The courts have been much less eager to breach the privilege with respect to congressional hearings. Case law suggests that a claim of executive privilege may ultimately be defeated when the privileged documents are “demonstrably critical to the responsible fulfillment of [a congressional] Committee’s functions,” but courts generally encourage “negotiations” between Congress and the executive branch, and will only step into a dispute over privileged documents if the political branches fail to reach a compromise.
A more complete briefing on executive privilege by the Congressional Research Service can be found here: Presidential Claims of Executive Privilege: History, Law, Practice and Recent Developments, Updated August 21, 2008, by Morton Rosenberg, Specialist in American Public Law, American Law Division.
Will Obama fold, or raise the ante of personal risk?
To invoke executive privilege will be tricky for Obama, raising the stakes and bringing far more unwanted publicity, in part because he will be claiming EP trumps the Congressional right to know facts about the murder of a federal law enforcement agent. It also flies in the face of Obama's claim of wanting more transparency. But those are really nothing compared to this: if he invokes executive privilege, it makes the Gunwalker Scandal inextricably HIS. Newell, Melson, Breuer and Holder will all be Obama's "President's Men." That, plus the fact that merely invoking EP will convince most of the people who hear about it that he, Barack Hussein Obama, the "Lightworker," really does has something to hide about the true facts of the murder of two federal agents and hundreds of Mexican citizens.
My bet is, he'll double down on disaster, if for no other reason than the "Dear Leader" cannot admit error of any kind.
Perhaps he should start practicing his own Nixonian growl, "I am not a Gunwalker crook."
5 comments:
Ah--you strike straight to the heart of the question I've been asking myself.

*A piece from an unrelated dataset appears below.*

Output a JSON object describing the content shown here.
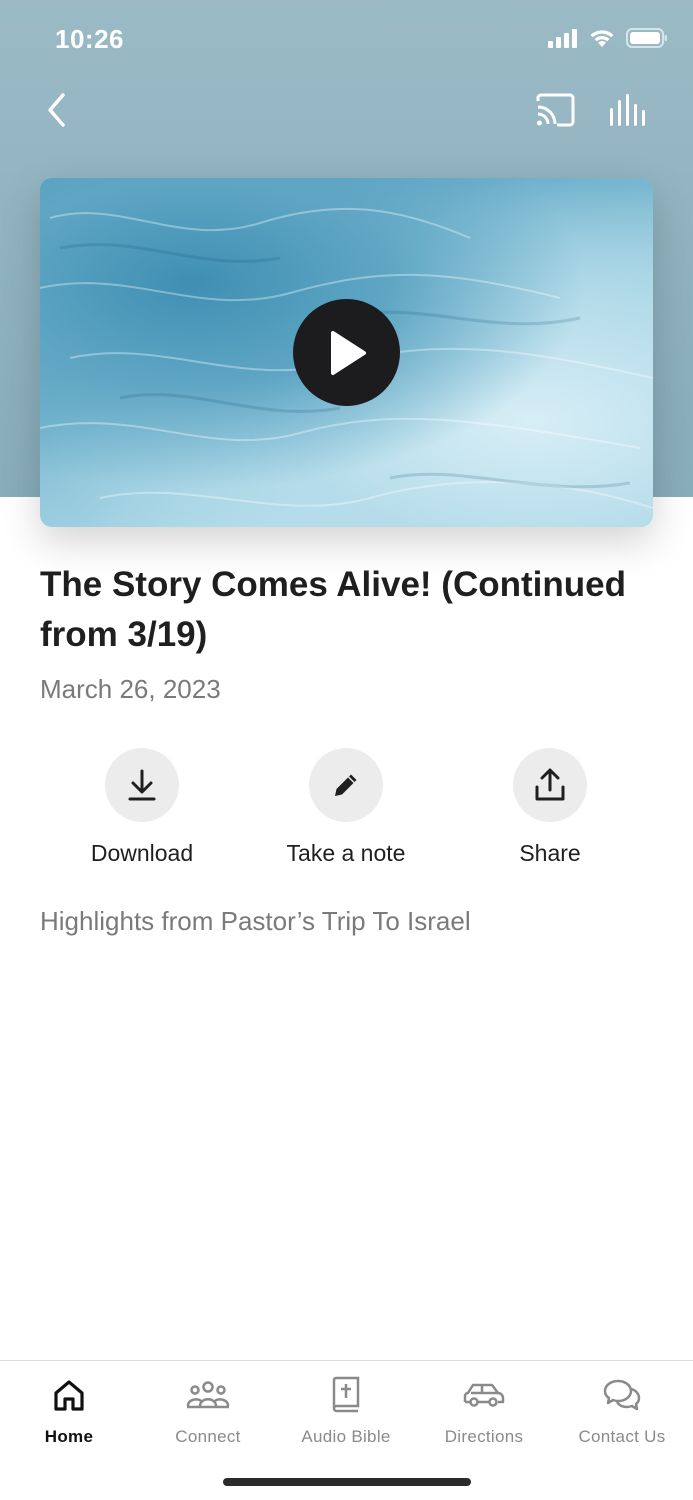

How does the timing work on this? Would The Lightworker have to make his "executive privilege" claim within a certain number of days of Issa's filing a contempt of Congress charge?
I see that the Muslim in Chief is coming to Florida next week. What would be a good sign to greet him with?

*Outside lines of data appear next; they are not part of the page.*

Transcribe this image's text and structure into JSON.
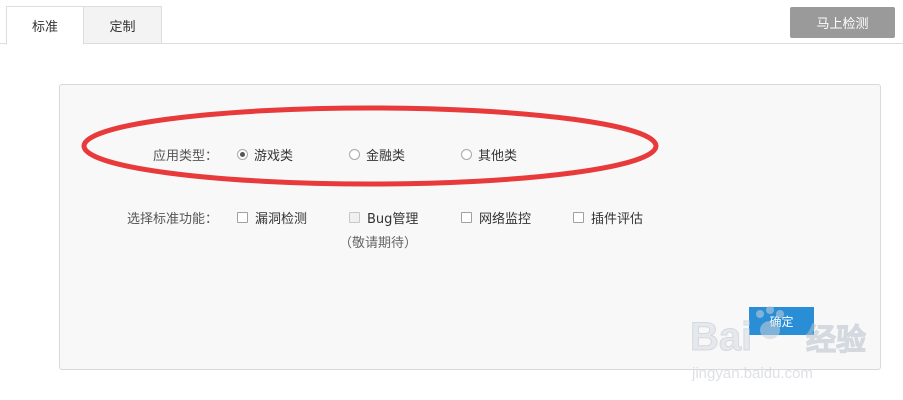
{
  "tabs": [
    {
      "label": "标准",
      "active": true
    },
    {
      "label": "定制",
      "active": false
    }
  ],
  "header": {
    "check_now_label": "马上检测"
  },
  "app_type": {
    "label": "应用类型：",
    "options": [
      {
        "label": "游戏类",
        "checked": true
      },
      {
        "label": "金融类",
        "checked": false
      },
      {
        "label": "其他类",
        "checked": false
      }
    ]
  },
  "functions": {
    "label": "选择标准功能：",
    "options": [
      {
        "label": "漏洞检测",
        "disabled": false
      },
      {
        "label": "Bug管理",
        "disabled": true,
        "note": "（敬请期待）"
      },
      {
        "label": "网络监控",
        "disabled": false
      },
      {
        "label": "插件评估",
        "disabled": false
      }
    ]
  },
  "confirm_label": "确定",
  "watermark": {
    "brand": "Baidu经验",
    "url": "jingyan.baidu.com"
  },
  "colors": {
    "annotation": "#e83a3a",
    "confirm": "#2a8ed6",
    "header_button": "#9a9a9a"
  }
}
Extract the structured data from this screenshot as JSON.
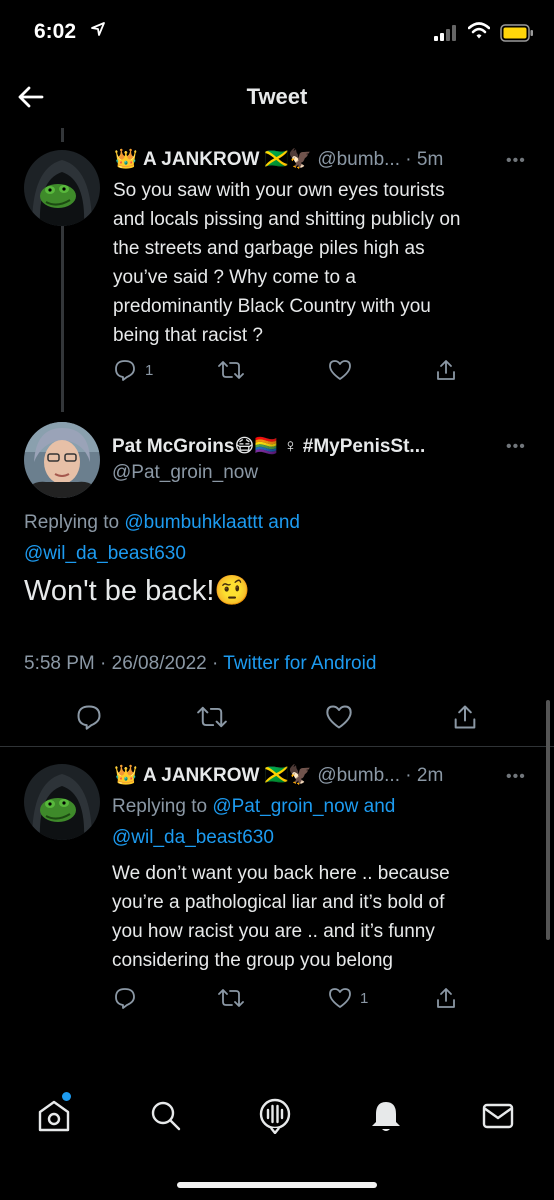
{
  "status_bar": {
    "time": "6:02"
  },
  "header": {
    "title": "Tweet"
  },
  "tweet1": {
    "name": "A JANKROW",
    "handle": "@bumb...",
    "time": "· 5m",
    "text_lines": [
      "So you saw with your own eyes tourists",
      "and locals pissing and shitting publicly on",
      "the streets and garbage piles high as",
      "you’ve said ? Why come to a",
      "predominantly Black Country with you",
      "being that racist ?"
    ],
    "reply_count": "1"
  },
  "main_tweet": {
    "name": "Pat McGroins",
    "name_suffix": "♀ #MyPenisSt...",
    "handle": "@Pat_groin_now",
    "replying_prefix": "Replying to",
    "reply_to_1": "@bumbuhklaattt",
    "reply_and": "and",
    "reply_to_2": "@wil_da_beast630",
    "text": "Won't be back!",
    "timestamp": "5:58 PM · 26/08/2022 ·",
    "source": "Twitter for Android"
  },
  "tweet3": {
    "name": "A JANKROW",
    "handle": "@bumb...",
    "time": "· 2m",
    "replying_prefix": "Replying to",
    "reply_to_1": "@Pat_groin_now",
    "reply_and": "and",
    "reply_to_2": "@wil_da_beast630",
    "text_lines": [
      "We don’t want you back here .. because",
      "you’re a pathological liar and it’s bold of",
      "you how racist you are .. and it’s funny",
      "considering the group you belong"
    ],
    "like_count": "1"
  },
  "colors": {
    "accent": "#1d9bf0",
    "text": "#e7e9ea",
    "secondary": "#8b98a5",
    "background": "#000000"
  },
  "icons": {
    "tab_home": "home-icon",
    "tab_search": "search-icon",
    "tab_spaces": "spaces-icon",
    "tab_notifications": "bell-icon",
    "tab_messages": "mail-icon"
  }
}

I doubt that y'all would go for MY favorite:
"Hey, Barack, whattaya say?
How many pigs did you kill today?"
Well, we now see that BATFE has again ignored the deadline Grassley set. Like we didn't see THAT ONE coming. Someone has to blink soon or they'll all go blind. Grassley keeps threatening and BATFE keeps on ignoring him. Who's on first, what's on second, and I don't know is on third. Bases loaded, and an RPG hits home plate.
I'm still guessing this will all be tucked away somehow, and I'll bet it has nothing to do with executive privilege. 'Vegas odds?
Oh, yes he is.
Let's see,Obama already told a Mexican journalist that neither he or Eric Holder authorized Fast and Furious. If he now uses EP he's really gonna look stupid!